That doesn’t mean that all those offset, flexo and gravure presses are destined for the scrap yard just yet, of course. Apart from anything else there’s far too much invested for that to happen. Nonetheless, by the time the next generation is running the show, engineering will be more synonymous with scrolling a tablet than getting down to the nuts and bolts.
For anyone unfamiliar with that ‘can/will become’ prediction, it was coined by Benny Landa when launching the first digital press; the bumptious over-egging of the attributes of a process that was at that time far more concept than commercial reality, and accordingly was roundly patronised – maybe deservedly so – for its growing pains by the more mature technologies it sought to displace.
Twenty years on and digital still only accounts for a fraction of the global €186bn printed packaging market; its most significant impact to date arguably having been to nudge those in situ processes into extending their capabilities to realise the new marketing opportunities afforded by shorter runs and versioning. Even so, it’s the technology that is dictating the shape of things to come.

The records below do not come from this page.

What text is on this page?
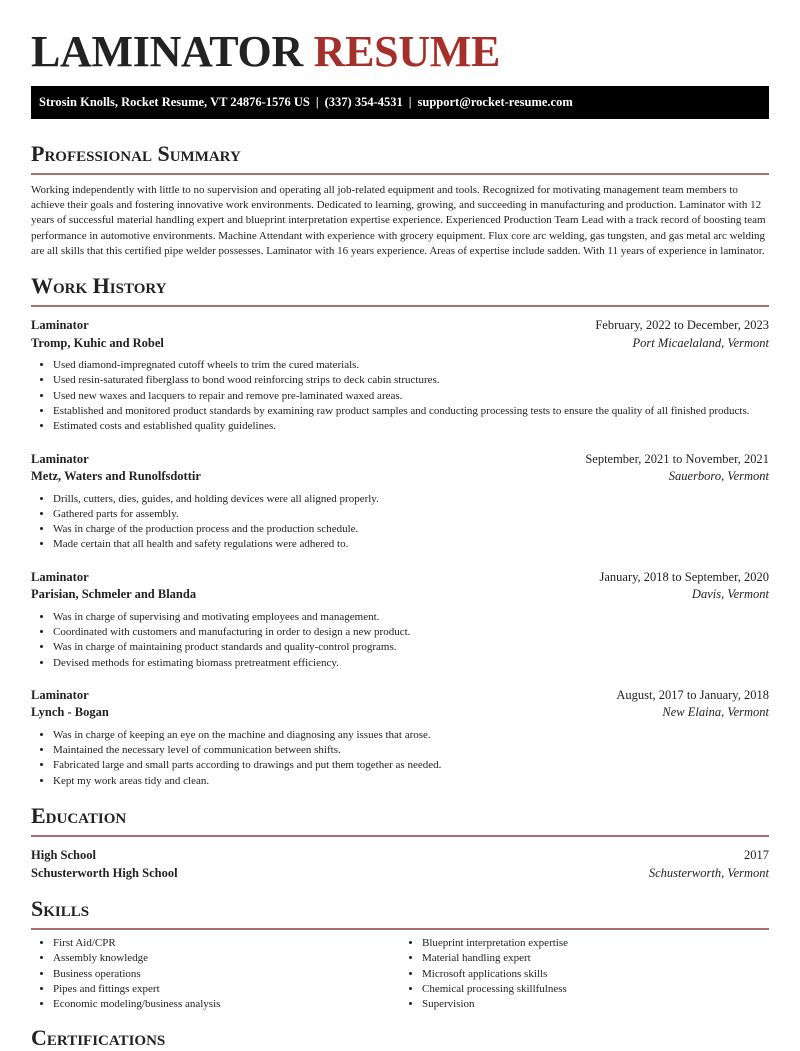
LAMINATOR RESUME
Strosin Knolls, Rocket Resume, VT 24876-1576 US | (337) 354-4531 | support@rocket-resume.com
Professional Summary

Working independently with little to no supervision and operating all job-related equipment and tools. Recognized for motivating management team members to achieve their goals and fostering innovative work environments. Dedicated to learning, growing, and succeeding in manufacturing and production. Laminator with 12 years of successful material handling expert and blueprint interpretation expertise experience. Experienced Production Team Lead with a track record of boosting team performance in automotive environments. Machine Attendant with experience with grocery equipment. Flux core arc welding, gas tungsten, and gas metal arc welding are all skills that this certified pipe welder possesses. Laminator with 16 years experience. Areas of expertise include sadden. With 11 years of experience in laminator.

Work History
Laminator	February, 2022 to December, 2023
Tromp, Kuhic and Robel	Port Micaelaland, Vermont
• Used diamond-impregnated cutoff wheels to trim the cured materials.
• Used resin-saturated fiberglass to bond wood reinforcing strips to deck cabin structures.
• Used new waxes and lacquers to repair and remove pre-laminated waxed areas.
• Established and monitored product standards by examining raw product samples and conducting processing tests to ensure the quality of all finished products.
• Estimated costs and established quality guidelines.
Laminator	September, 2021 to November, 2021
Metz, Waters and Runolfsdottir	Sauerboro, Vermont
• Drills, cutters, dies, guides, and holding devices were all aligned properly.
• Gathered parts for assembly.
• Was in charge of the production process and the production schedule.
• Made certain that all health and safety regulations were adhered to.
Laminator	January, 2018 to September, 2020
Parisian, Schmeler and Blanda	Davis, Vermont
• Was in charge of supervising and motivating employees and management.
• Coordinated with customers and manufacturing in order to design a new product.
• Was in charge of maintaining product standards and quality-control programs.
• Devised methods for estimating biomass pretreatment efficiency.
Laminator	August, 2017 to January, 2018
Lynch - Bogan	New Elaina, Vermont
• Was in charge of keeping an eye on the machine and diagnosing any issues that arose.
• Maintained the necessary level of communication between shifts.
• Fabricated large and small parts according to drawings and put them together as needed.
• Kept my work areas tidy and clean.
Education
High School	2017
Schusterworth High School	Schusterworth, Vermont
Skills
• First Aid/CPR
• Assembly knowledge
• Business operations
• Pipes and fittings expert
• Economic modeling/business analysis
• Blueprint interpretation expertise
• Material handling expert
• Microsoft applications skills
• Chemical processing skillfulness
• Supervision
Certifications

While the ‘whither digital’ debate during the recent Print Innovations show at the NEC set some fascinating hares running, it was often sidetracked by either trying to determine where digital stops and starts or marginalising it in relation to other processes, rather than leapfrogging a decade or two to when such comparisons will be too odious to bother with. No surprise there though; change is invariably uncomfortable to contemplate.
Important though they might be, comparative outputting speeds, quality of colour reproduction and all the rest of it are steadily ceasing to be critical points of difference. What’s starting to count at least every bit as much is what the delivery system looks like; a basic bit of dress sense that the packaging industry’s habitual role as the singer not the song should readily appreciate. So: not necessarily better; just more in tune with where we’re headed to.
Digital print has insinuated rather than bulldozed its way into contention as a complementary adjunct to conventional processes. Cutting-edge technology on its way from the godfather of digital himself could accelerate the cessation of that protracted phoney war and give his original prediction a more definite timetable. And if not nanography, then something else not dreamt of yet in our philosophy.